The Lifetime Allowance is the maximum amount of pension savings you can build up without a tax charge and this figure will be cut from £1.25m to £1m on 6 April. Your pension benefits are tested against the lifetime allowance when you start to draw them from the scheme. This may be in one go or at different times depending on how you draw your benefits. The government said the move would impact only 4% of the wealthiest population, but the reduction will also impact hard working individuals saving for retirement. See YourMoney.com’s guide to Pension Lifetime Allowance changes.

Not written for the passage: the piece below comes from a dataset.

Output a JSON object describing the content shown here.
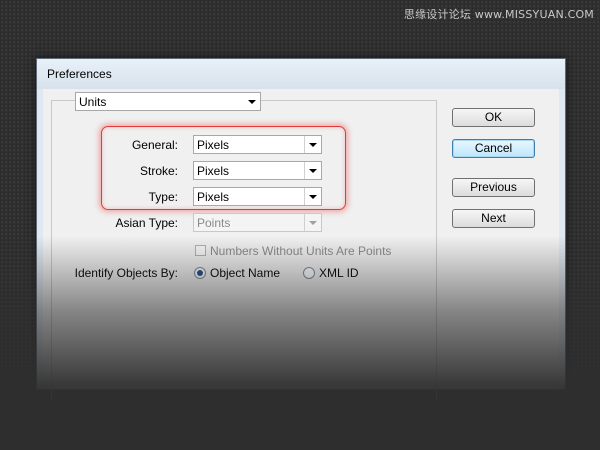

From 6 April, the annual pension allowance limit will be gradually reduced for higher earners. The annual allowance is the total amount of money you can pay into your pension pot every year. It is currently set at £40,000 a year for everyone. But the government is introducing a taper system which means the limit will be reduced for anyone whose income exceeds £150,000. The rate of reduction is set at £1 for every £2 of income, bringing the Annual Allowance down to just £10,000 for anyone with an income of £210,000 or more See YourMoney.com’s Annual Pension Allowance guide for more information.
New National Living Wage
You could be in line for a pay rise from 1 April when the new National Living Wage (NLW) comes into effect. The current national minimum wage is £6.50 an hour but the new NLW for people over 25 is £7.20 an hour. The NLW will affect people in some parts of the country more than others but one group that will miss out altogether is the self-employed. See YourMoney.com’s National Minimum Wage guide for more information.
Stamp duty surcharge
New rules which came into force on 1 April mean anyone buying a second home or buy-to-let property will have to pay an additional 3% on top of the current stamp duty rates. The rules are pretty complicated and whether second homeowners or landlords will actually pay the surcharge depends on their individual circumstance. The additional duty is being imposed to “make Britain a country of homeowners” but the fear is landlords will end up covering the extra costs by charging tenants higher rent.